Тайге произошедшее до сих пор казалось мистикой. Аккуратист и педант Рожнов содержал оружейную комнату роты в образцовом порядке с первого дня, как гарнизон развернулся на этом берегу Тополяны. За три года – ни одного ЧП, ни единого недочета, тишина-покой-ажур.
Пять дней назад Рожнов, весь зелёный, ввалился в медчасть и потерял сознание. Пока дневальные бегали к реке, чтоб договориться о лодке до госпиталя, пока на носилках оттаскивали Рожнова к причалам, никто и не обратил внимания, что дверь оружейной комнаты не опечатана. Закрыта, заперта на ключ, но не опечатана. Но ведь не вечером дело было, не ночью – в два часа пополудни! В расположении части!

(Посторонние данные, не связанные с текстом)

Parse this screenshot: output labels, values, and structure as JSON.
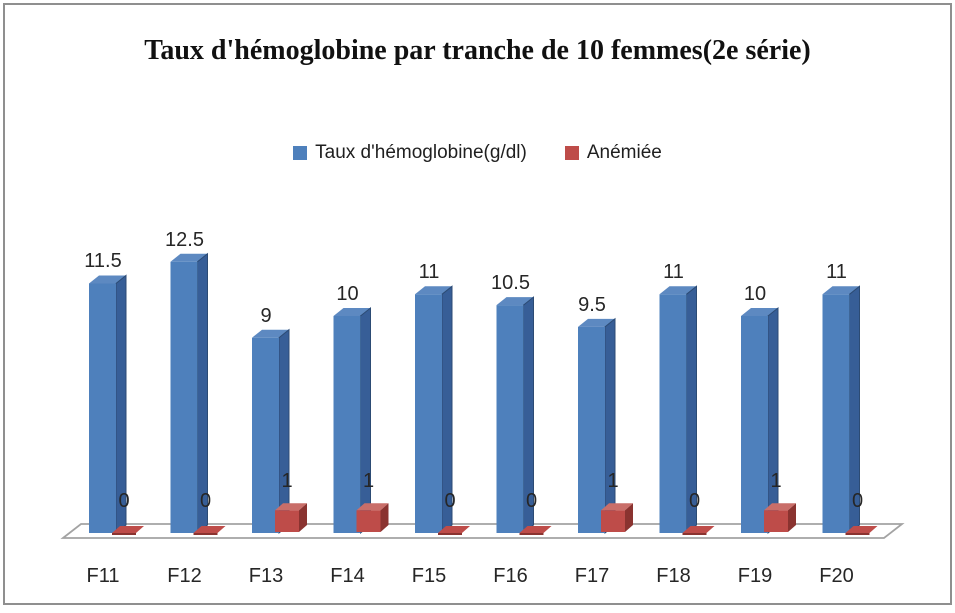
{
  "title": "Taux d'hémoglobine par tranche de 10 femmes(2e série)",
  "legend": [
    {
      "label": "Taux d'hémoglobine(g/dl)",
      "color": "#4E80BC"
    },
    {
      "label": "Anémiée",
      "color": "#BE4C49"
    }
  ],
  "chart_data": {
    "type": "bar",
    "style": "3d-clustered-column",
    "title": "Taux d'hémoglobine par tranche de 10 femmes(2e série)",
    "categories": [
      "F11",
      "F12",
      "F13",
      "F14",
      "F15",
      "F16",
      "F17",
      "F18",
      "F19",
      "F20"
    ],
    "series": [
      {
        "name": "Taux d'hémoglobine(g/dl)",
        "color": "#4E80BC",
        "values": [
          11.5,
          12.5,
          9,
          10,
          11,
          10.5,
          9.5,
          11,
          10,
          11
        ]
      },
      {
        "name": "Anémiée",
        "color": "#BE4C49",
        "values": [
          0,
          0,
          1,
          1,
          0,
          0,
          1,
          0,
          1,
          0
        ]
      }
    ],
    "xlabel": "",
    "ylabel": "",
    "ylim": [
      0,
      13
    ],
    "grid": false,
    "axes_visible": false,
    "data_labels": true,
    "legend_position": "top-center"
  },
  "colors": {
    "blue_front": "#4E80BC",
    "blue_top": "#5D89C1",
    "blue_side": "#375E97",
    "blue_side_dark": "#2C4B74",
    "red_front": "#BE4C49",
    "red_top": "#C96E69",
    "red_side": "#8A3330",
    "floor_stroke": "#A3A3A3",
    "label_color": "#262626"
  }
}
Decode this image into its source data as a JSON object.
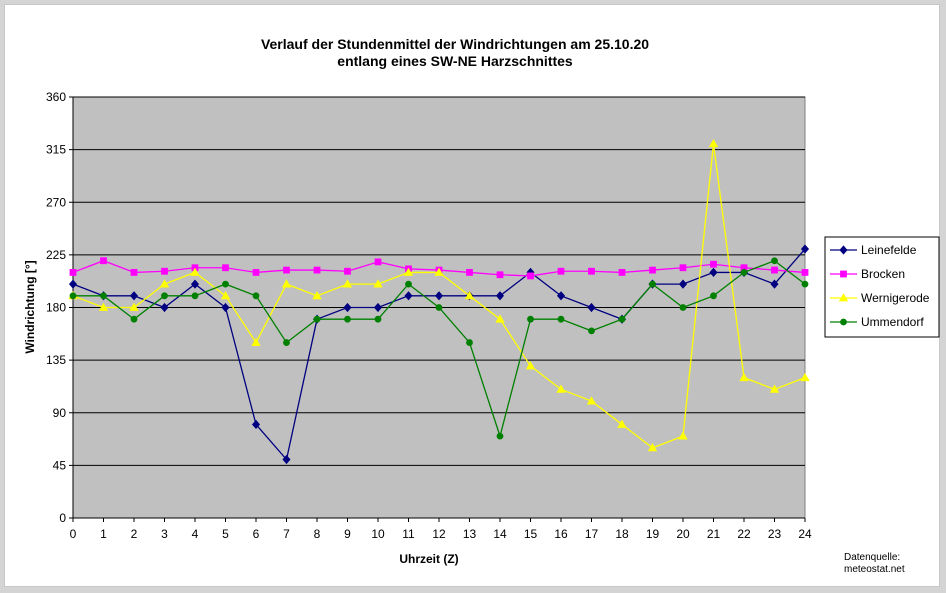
{
  "chart_data": {
    "type": "line",
    "title_line1": "Verlauf der Stundenmittel der Windrichtungen am 25.10.20",
    "title_line2": "entlang eines SW-NE Harzschnittes",
    "xlabel": "Uhrzeit (Z)",
    "ylabel": "Windrichtung [°]",
    "x": [
      0,
      1,
      2,
      3,
      4,
      5,
      6,
      7,
      8,
      9,
      10,
      11,
      12,
      13,
      14,
      15,
      16,
      17,
      18,
      19,
      20,
      21,
      22,
      23,
      24
    ],
    "xlim": [
      0,
      24
    ],
    "ylim": [
      0,
      360
    ],
    "yticks": [
      0,
      45,
      90,
      135,
      180,
      225,
      270,
      315,
      360
    ],
    "grid": true,
    "plot_background": "#c0c0c0",
    "legend_position": "right",
    "series": [
      {
        "name": "Leinefelde",
        "color": "#000080",
        "marker": "diamond",
        "values": [
          200,
          190,
          190,
          180,
          200,
          180,
          80,
          50,
          170,
          180,
          180,
          190,
          190,
          190,
          190,
          210,
          190,
          180,
          170,
          200,
          200,
          210,
          210,
          200,
          230
        ]
      },
      {
        "name": "Brocken",
        "color": "#ff00ff",
        "marker": "square",
        "values": [
          210,
          220,
          210,
          211,
          214,
          214,
          210,
          212,
          212,
          211,
          219,
          213,
          212,
          210,
          208,
          207,
          211,
          211,
          210,
          212,
          214,
          217,
          214,
          212,
          210
        ]
      },
      {
        "name": "Wernigerode",
        "color": "#ffff00",
        "marker": "triangle",
        "values": [
          190,
          180,
          180,
          200,
          210,
          190,
          150,
          200,
          190,
          200,
          200,
          210,
          210,
          190,
          170,
          130,
          110,
          100,
          80,
          60,
          70,
          320,
          120,
          110,
          120
        ]
      },
      {
        "name": "Ummendorf",
        "color": "#008000",
        "marker": "circle",
        "values": [
          190,
          190,
          170,
          190,
          190,
          200,
          190,
          150,
          170,
          170,
          170,
          200,
          180,
          150,
          70,
          170,
          170,
          160,
          170,
          200,
          180,
          190,
          210,
          220,
          200
        ]
      }
    ],
    "source_note_line1": "Datenquelle:",
    "source_note_line2": "meteostat.net"
  }
}
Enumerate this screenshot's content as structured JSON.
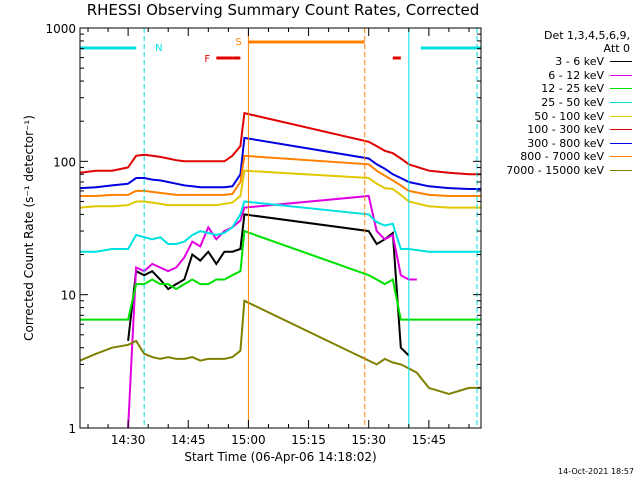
{
  "title": "RHESSI Observing Summary Count Rates, Corrected",
  "timestamp": "14-Oct-2021 18:57",
  "legend": {
    "header_line1": "Det 1,3,4,5,6,9,",
    "header_line2": "Att 0",
    "entries": [
      {
        "label": "3 - 6 keV",
        "color": "#000000"
      },
      {
        "label": "6 - 12 keV",
        "color": "#e100e1"
      },
      {
        "label": "12 - 25 keV",
        "color": "#00e100"
      },
      {
        "label": "25 - 50 keV",
        "color": "#00e1e1"
      },
      {
        "label": "50 - 100 keV",
        "color": "#e1c800"
      },
      {
        "label": "100 - 300 keV",
        "color": "#e10000"
      },
      {
        "label": "300 - 800 keV",
        "color": "#0000e1"
      },
      {
        "label": "800 - 7000 keV",
        "color": "#ff8000"
      },
      {
        "label": "7000 - 15000 keV",
        "color": "#808000"
      }
    ]
  },
  "chart_data": {
    "type": "line",
    "title": "RHESSI Observing Summary Count Rates, Corrected",
    "xlabel": "Start Time (06-Apr-06 14:18:02)",
    "ylabel": "Corrected Count Rate (s⁻¹ detector⁻¹)",
    "yscale": "log",
    "ylim": [
      1,
      1000
    ],
    "xlim": [
      "14:18",
      "15:58"
    ],
    "xticks": [
      "14:30",
      "14:45",
      "15:00",
      "15:15",
      "15:30",
      "15:45"
    ],
    "yticks": [
      "1",
      "10",
      "100",
      "1000"
    ],
    "grid": false,
    "legend_position": "right",
    "data_gap": [
      "14:59",
      "15:30"
    ],
    "series": [
      {
        "name": "3 - 6 keV",
        "color": "#000000",
        "x": [
          "14:30",
          "14:32",
          "14:34",
          "14:36",
          "14:38",
          "14:40",
          "14:42",
          "14:44",
          "14:46",
          "14:48",
          "14:50",
          "14:52",
          "14:54",
          "14:56",
          "14:58",
          "14:59",
          "15:30",
          "15:32",
          "15:34",
          "15:36",
          "15:38",
          "15:40"
        ],
        "y": [
          4.5,
          15,
          14,
          15,
          13,
          11,
          12,
          13,
          20,
          18,
          21,
          17,
          21,
          21,
          22,
          40,
          30,
          24,
          26,
          29,
          4,
          3.5
        ]
      },
      {
        "name": "6 - 12 keV",
        "color": "#e100e1",
        "x": [
          "14:30",
          "14:32",
          "14:34",
          "14:36",
          "14:38",
          "14:40",
          "14:42",
          "14:44",
          "14:46",
          "14:48",
          "14:50",
          "14:52",
          "14:54",
          "14:56",
          "14:58",
          "14:59",
          "15:30",
          "15:32",
          "15:34",
          "15:36",
          "15:38",
          "15:40",
          "15:42"
        ],
        "y": [
          1,
          16,
          15,
          17,
          16,
          15,
          16,
          19,
          25,
          23,
          32,
          26,
          30,
          32,
          36,
          45,
          55,
          30,
          26,
          28,
          14,
          13,
          13
        ]
      },
      {
        "name": "12 - 25 keV",
        "color": "#00e100",
        "x": [
          "14:18",
          "14:22",
          "14:26",
          "14:30",
          "14:32",
          "14:34",
          "14:36",
          "14:38",
          "14:40",
          "14:42",
          "14:44",
          "14:46",
          "14:48",
          "14:50",
          "14:52",
          "14:54",
          "14:56",
          "14:58",
          "14:59",
          "15:30",
          "15:32",
          "15:34",
          "15:36",
          "15:38",
          "15:40",
          "15:45",
          "15:50",
          "15:55",
          "15:58"
        ],
        "y": [
          6.5,
          6.5,
          6.5,
          6.5,
          12,
          12,
          13,
          12,
          12,
          11,
          12,
          13,
          12,
          12,
          13,
          13,
          14,
          15,
          30,
          14,
          13,
          12,
          13,
          6.5,
          6.5,
          6.5,
          6.5,
          6.5,
          6.5
        ]
      },
      {
        "name": "25 - 50 keV",
        "color": "#00e1e1",
        "x": [
          "14:18",
          "14:22",
          "14:26",
          "14:30",
          "14:32",
          "14:34",
          "14:36",
          "14:38",
          "14:40",
          "14:42",
          "14:44",
          "14:46",
          "14:48",
          "14:50",
          "14:52",
          "14:54",
          "14:56",
          "14:58",
          "14:59",
          "15:30",
          "15:32",
          "15:34",
          "15:36",
          "15:38",
          "15:40",
          "15:45",
          "15:50",
          "15:55",
          "15:58"
        ],
        "y": [
          21,
          21,
          22,
          22,
          28,
          27,
          26,
          27,
          24,
          24,
          25,
          28,
          30,
          29,
          28,
          29,
          32,
          40,
          50,
          40,
          35,
          33,
          34,
          22,
          22,
          21,
          21,
          21,
          21
        ]
      },
      {
        "name": "50 - 100 keV",
        "color": "#e1c800",
        "x": [
          "14:18",
          "14:22",
          "14:26",
          "14:30",
          "14:32",
          "14:34",
          "14:36",
          "14:38",
          "14:40",
          "14:42",
          "14:44",
          "14:46",
          "14:48",
          "14:50",
          "14:52",
          "14:54",
          "14:56",
          "14:58",
          "14:59",
          "15:30",
          "15:32",
          "15:34",
          "15:36",
          "15:38",
          "15:40",
          "15:45",
          "15:50",
          "15:55",
          "15:58"
        ],
        "y": [
          45,
          46,
          46,
          47,
          50,
          50,
          49,
          48,
          47,
          47,
          47,
          47,
          47,
          47,
          47,
          48,
          49,
          55,
          85,
          75,
          68,
          63,
          62,
          56,
          50,
          46,
          45,
          45,
          45
        ]
      },
      {
        "name": "100 - 300 keV",
        "color": "#e10000",
        "x": [
          "14:18",
          "14:22",
          "14:26",
          "14:30",
          "14:32",
          "14:34",
          "14:36",
          "14:38",
          "14:40",
          "14:42",
          "14:44",
          "14:46",
          "14:48",
          "14:50",
          "14:52",
          "14:54",
          "14:56",
          "14:58",
          "14:59",
          "15:30",
          "15:32",
          "15:34",
          "15:36",
          "15:38",
          "15:40",
          "15:45",
          "15:50",
          "15:55",
          "15:58"
        ],
        "y": [
          82,
          85,
          85,
          90,
          110,
          112,
          110,
          108,
          105,
          102,
          100,
          100,
          100,
          100,
          100,
          100,
          110,
          130,
          230,
          140,
          130,
          120,
          115,
          105,
          95,
          85,
          82,
          80,
          80
        ]
      },
      {
        "name": "300 - 800 keV",
        "color": "#0000e1",
        "x": [
          "14:18",
          "14:22",
          "14:26",
          "14:30",
          "14:32",
          "14:34",
          "14:36",
          "14:38",
          "14:40",
          "14:42",
          "14:44",
          "14:46",
          "14:48",
          "14:50",
          "14:52",
          "14:54",
          "14:56",
          "14:58",
          "14:59",
          "15:30",
          "15:32",
          "15:34",
          "15:36",
          "15:38",
          "15:40",
          "15:45",
          "15:50",
          "15:55",
          "15:58"
        ],
        "y": [
          63,
          64,
          66,
          68,
          75,
          75,
          73,
          72,
          70,
          68,
          66,
          65,
          64,
          64,
          64,
          64,
          65,
          80,
          150,
          105,
          95,
          88,
          80,
          75,
          70,
          65,
          63,
          62,
          62
        ]
      },
      {
        "name": "800 - 7000 keV",
        "color": "#ff8000",
        "x": [
          "14:18",
          "14:22",
          "14:26",
          "14:30",
          "14:32",
          "14:34",
          "14:36",
          "14:38",
          "14:40",
          "14:42",
          "14:44",
          "14:46",
          "14:48",
          "14:50",
          "14:52",
          "14:54",
          "14:56",
          "14:58",
          "14:59",
          "15:30",
          "15:32",
          "15:34",
          "15:36",
          "15:38",
          "15:40",
          "15:45",
          "15:50",
          "15:55",
          "15:58"
        ],
        "y": [
          55,
          55,
          56,
          56,
          60,
          60,
          59,
          58,
          57,
          56,
          56,
          56,
          56,
          56,
          56,
          56,
          57,
          70,
          110,
          95,
          85,
          78,
          72,
          66,
          60,
          56,
          55,
          55,
          55
        ]
      },
      {
        "name": "7000 - 15000 keV",
        "color": "#808000",
        "x": [
          "14:18",
          "14:22",
          "14:26",
          "14:30",
          "14:32",
          "14:34",
          "14:36",
          "14:38",
          "14:40",
          "14:42",
          "14:44",
          "14:46",
          "14:48",
          "14:50",
          "14:52",
          "14:54",
          "14:56",
          "14:58",
          "14:59",
          "15:30",
          "15:32",
          "15:34",
          "15:36",
          "15:38",
          "15:40",
          "15:42",
          "15:45",
          "15:50",
          "15:55",
          "15:58"
        ],
        "y": [
          3.2,
          3.6,
          4.0,
          4.2,
          4.5,
          3.6,
          3.4,
          3.3,
          3.4,
          3.3,
          3.3,
          3.4,
          3.2,
          3.3,
          3.3,
          3.3,
          3.4,
          3.8,
          9.0,
          3.2,
          3.0,
          3.3,
          3.1,
          3.0,
          2.8,
          2.6,
          2.0,
          1.8,
          2.0,
          2.0
        ]
      }
    ],
    "annotations": {
      "markers": [
        {
          "label": "N",
          "color": "#00e1e1"
        },
        {
          "label": "F",
          "color": "#e10000"
        },
        {
          "label": "S",
          "color": "#ff8000"
        }
      ],
      "night_bars": [
        [
          "14:18",
          "14:32"
        ],
        [
          "15:43",
          "15:58"
        ]
      ],
      "night_boundaries_dashed": [
        "14:34",
        "15:57"
      ],
      "night_boundaries_solid": [
        "15:40"
      ],
      "flare_bars": [
        [
          "14:52",
          "14:56"
        ],
        [
          "14:56",
          "14:58"
        ],
        [
          "15:36",
          "15:38"
        ]
      ],
      "saa_bar": [
        "15:00",
        "15:29"
      ],
      "saa_boundaries_solid": [
        "15:00"
      ],
      "saa_boundaries_dashed": [
        "15:29"
      ],
      "left_boundary_solid": [
        "14:18"
      ]
    }
  }
}
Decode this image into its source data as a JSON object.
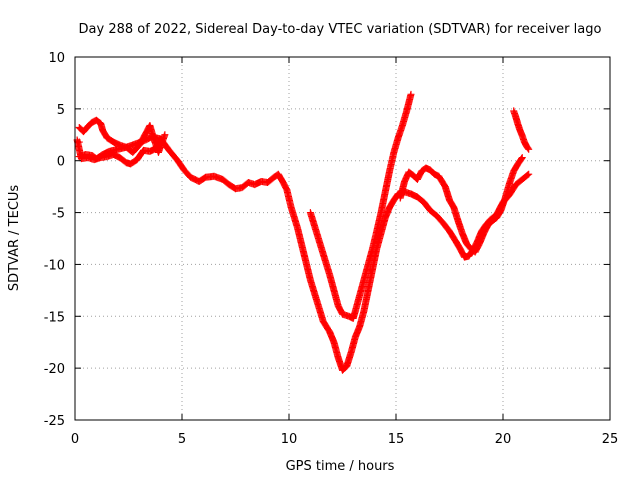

Тайга постарался обойтись без оправдательных интонаций:
– У меня нет оснований немедленно предъявить обвинение капитану Рожнову. В связи с его внезапной болезнью передачи дел в стандартном понимании не было. Проверка еще идёт, и окончательные выводы делать рано…
Кривцов застыл у окна, глядя, как снаружи на подоконник осторожно выползла пёстрая ящерка, выбрала самый тёплый камень и, изогнувшись, замерла. Поощренный молчанием следователя, Тайга продолжил более уверенно:
– Скажу откровенно, мы ждали вашего приезда. Зная Рожнова, я просто не готов поверить в злой умысел с его стороны. А чтобы разобраться в ситуации, у нас нет ни специалистов, ни, извините, времени…
Кривцов резко развернулся на сто восемьдесят, едва не клюнув майора носом в лицо.
– Нет, не извиню, товарищ майор, – по-змеиному зашипел он. – Вы, видимо, не совсем правильно поняли причину моего здесь появления. Из вашей боевой части! Пропадает! Серьёзное, боевое о-ру-жи-е! Куда, я вас спрашиваю, пойдут исчезнувшие единицы? В каком из алтинских бандформирований они всплывут? Это вам не «макаровы», не для уличной шпаны игрушки! Завтра какого-нибудь датчанина или француза прошьют из русского пулемёта. А послезавтра по немецкому бронетранспортеру жахнут из русского гранатомёта – что тогда?
Следователь присел на край стола.
– В другой обстановке, – негромко и уже спокойно заговорил он, – даже разбираться бы не стали. Всех чохом под одну гребенку. Но здесь, Роман Егорыч, на нас лежит особая ответственность, мы на особом счету. Каждый наш шаг фиксируется, взвешивается, анализируется соседями – и выворачивается наизнанку. А вы – вы как командир – допустили утечку оружия. Весь российский контингент под ударом из-за вашей халатности – или из-за преступного умысла. Но, заметьте, я прилетаю сюда не в форме, и не с пачкой ордеров – почему?